One of the most popular iPad apps in Beijing at present is China Air Pollution Index. The app is both addictive and disturbing.
When I checked into a Beijing hotel recently, I found that – even from the 40th floor – I couldn’t see further than one block because of the grey smog enveloping the city. So I checked the numbers and discovered that the AQ level, which measures fine particulates that are especially dangerous, was 250 – about five times the level deemed safe.
A few weeks earlier I had experienced Beijing at 350, a level that made my eyes sting and lungs ache, even inside a car. Back in January it went as high as 1,000, at which point the US embassy urges people to remain indoors with the windows shut.
In fairness, when the wind blows the pollution away from Beijing, the sky can be blue and it is suddenly a pleasure to walk around. But a good day in Beijing is often a bad day elsewhere in the country.
Pollution in China is now so bad that it threatens to obscure the vision being laid out by Xi Jinping, the new president. Xi has popularised the idea of a “Chinese dream”, an obvious foil to the American dream. His dream seems to involve increasing wealth at home and increasing power abroad.
But the choking smog suggests that the leadership needs to rethink its national goals. After all, what is the point of rapid economic growth if it creates cities in which it is dangerous to breathe?

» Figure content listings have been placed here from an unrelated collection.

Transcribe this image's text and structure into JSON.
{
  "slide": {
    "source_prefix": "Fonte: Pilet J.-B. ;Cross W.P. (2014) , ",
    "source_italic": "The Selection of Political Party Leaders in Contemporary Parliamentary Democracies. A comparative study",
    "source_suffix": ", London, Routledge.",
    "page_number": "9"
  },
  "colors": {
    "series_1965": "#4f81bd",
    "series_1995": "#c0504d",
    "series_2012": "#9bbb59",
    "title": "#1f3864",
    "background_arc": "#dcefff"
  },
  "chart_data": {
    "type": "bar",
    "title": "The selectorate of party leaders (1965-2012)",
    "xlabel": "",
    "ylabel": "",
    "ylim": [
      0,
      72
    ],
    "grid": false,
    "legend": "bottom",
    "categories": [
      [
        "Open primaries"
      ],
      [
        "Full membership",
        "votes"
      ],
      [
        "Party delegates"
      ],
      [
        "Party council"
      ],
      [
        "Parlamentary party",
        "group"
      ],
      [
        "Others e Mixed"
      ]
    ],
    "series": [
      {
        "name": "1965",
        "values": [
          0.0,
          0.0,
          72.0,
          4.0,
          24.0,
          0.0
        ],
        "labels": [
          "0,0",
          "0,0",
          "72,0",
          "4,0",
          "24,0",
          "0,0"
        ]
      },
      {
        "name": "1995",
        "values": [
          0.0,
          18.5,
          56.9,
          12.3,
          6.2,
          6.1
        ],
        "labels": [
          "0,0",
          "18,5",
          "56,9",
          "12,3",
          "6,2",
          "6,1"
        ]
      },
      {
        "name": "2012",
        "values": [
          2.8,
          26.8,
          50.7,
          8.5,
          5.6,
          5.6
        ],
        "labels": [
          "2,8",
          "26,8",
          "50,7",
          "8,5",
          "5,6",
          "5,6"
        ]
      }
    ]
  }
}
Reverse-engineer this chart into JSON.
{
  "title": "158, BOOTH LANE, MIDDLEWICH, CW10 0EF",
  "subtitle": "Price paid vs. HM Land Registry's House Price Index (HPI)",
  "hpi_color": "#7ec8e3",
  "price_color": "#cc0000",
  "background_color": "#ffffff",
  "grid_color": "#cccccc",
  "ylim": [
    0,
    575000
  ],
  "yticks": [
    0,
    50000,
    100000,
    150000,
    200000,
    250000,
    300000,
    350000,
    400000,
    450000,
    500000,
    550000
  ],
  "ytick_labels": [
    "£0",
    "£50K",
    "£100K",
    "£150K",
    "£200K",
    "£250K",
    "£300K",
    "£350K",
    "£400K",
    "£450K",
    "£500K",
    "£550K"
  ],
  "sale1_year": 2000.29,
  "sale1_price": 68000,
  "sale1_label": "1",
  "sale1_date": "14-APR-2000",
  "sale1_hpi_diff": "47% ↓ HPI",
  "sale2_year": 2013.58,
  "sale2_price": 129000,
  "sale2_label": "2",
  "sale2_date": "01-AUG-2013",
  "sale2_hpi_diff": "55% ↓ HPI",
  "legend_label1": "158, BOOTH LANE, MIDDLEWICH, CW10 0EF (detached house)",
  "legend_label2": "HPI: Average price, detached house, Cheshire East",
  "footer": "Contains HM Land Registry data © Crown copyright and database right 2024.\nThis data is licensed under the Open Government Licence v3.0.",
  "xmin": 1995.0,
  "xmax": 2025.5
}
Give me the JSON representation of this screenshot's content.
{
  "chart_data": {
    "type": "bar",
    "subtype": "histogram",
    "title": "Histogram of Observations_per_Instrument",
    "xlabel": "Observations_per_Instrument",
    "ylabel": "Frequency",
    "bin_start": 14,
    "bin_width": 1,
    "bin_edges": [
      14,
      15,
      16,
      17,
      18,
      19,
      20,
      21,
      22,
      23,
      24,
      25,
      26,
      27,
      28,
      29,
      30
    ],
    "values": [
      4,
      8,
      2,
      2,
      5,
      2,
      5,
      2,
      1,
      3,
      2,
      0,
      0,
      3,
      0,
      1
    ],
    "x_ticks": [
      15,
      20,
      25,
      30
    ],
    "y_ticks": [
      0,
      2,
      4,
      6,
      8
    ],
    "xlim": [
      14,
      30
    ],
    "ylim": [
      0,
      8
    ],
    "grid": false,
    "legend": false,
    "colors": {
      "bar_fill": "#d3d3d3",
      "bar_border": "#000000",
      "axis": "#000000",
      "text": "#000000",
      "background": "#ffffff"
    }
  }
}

One study, published in The Lancet medical journal last year, suggested that air pollution might have caused about 1.2 million premature deaths in China in 2010 alone – a considerable figure even for a country of 1.3 billion people. Beijing has registered a 60 per cent rise in lung cancer cases in the past decade.
With pollution that bad, otherwise innocent sights take on a sinister aspect. Ma Jun, a prominent environmental activist, says that on days when the smog envelops the city he winces when he sees children playing football outdoors. Indeed many schools, foreign and Chinese, now forbid kids from playing outside on bad days.
The pollution in Beijing is also an international embarrassment. The government went to great lengths to show the city off at its best during the 2008 Olympics, yet now the first thing any foreign visitor wants to talk about is the pollution, and many expats talk about leaving.
Even allowing for the installation of air filters in official residences, China’s leaders have to breathe the same air as their citizens. So one might expect them to make pollution their top priority. But the signs are that rapid growth remains goal number one.
That is partly because, in recent decades, the government has derived its legitimacy from growth. Officials speak with justifiable pride about the hundreds of millions of people who have been lifted out of poverty. Influential pro-government academics, such as Shanghai’s Zhang Weiwei, argue that the one-party system does not need a democratic mandate because it has “performance legitimacy”, derived from improving the lot of ordinary people.
Yet the pollution problem suggests the leadership needs urgently to adopt a ‘greener’ measure of ‘performance’. It is not just the air. The rivers are often polluted by industrial waste, and the country has had a series of food-safety scandals.
Local leaders and businesspeople also need to change direction. For the past 30 years, every provincial governor with an eye on a big job in Beijing knew that they would be judged by the local growth rate. Persuading them that they should now care as much about their city’s air quality will be difficult when their personal and political fortunes are still tied to increasing the rate of economic expansion.
Some of the necessary environmental measures are fairly obvious. Insisting on cleaner fuel for cars and stricter emission standards for factories and power stations is crucial. But enforcing those rules will involve facing down powerful interests in the state-owned energy and power companies.
If nothing is done, the problem will certainly worsen. Coal-fired power stations continue to open at a great pace and the number of cars on the roads is projected to quadruple by 2030. The latter is, of course, part of the Chinese dream of rising affluence. But personal fulfilment threatens to create a collective nightmare.
China can take some comfort from the fact that notoriously polluted cities elsewhere, such as London and Los Angeles, have been cleaned up. But the task for Beijing will be particularly tough. Ma, the environmentalist, says: “London’s problem was coal and LA’s problem was cars. We have both.”
The fact that environmental activists are allowed to speak out, however, may be a sign that the government wants to act and is willing to encourage a public debate. The air-quality readings for Beijing used to be released only by the US embassy. Now the government releases its own figures in real time, which people can check on their phones as they move around the city.
Xi has made clear that he wants to restore Chinese greatness. But greatness can be defined in many ways. The country can now take rising affluence and international respect for granted. The next dream for China should be cleaner air and water – and an open debate about how to get there.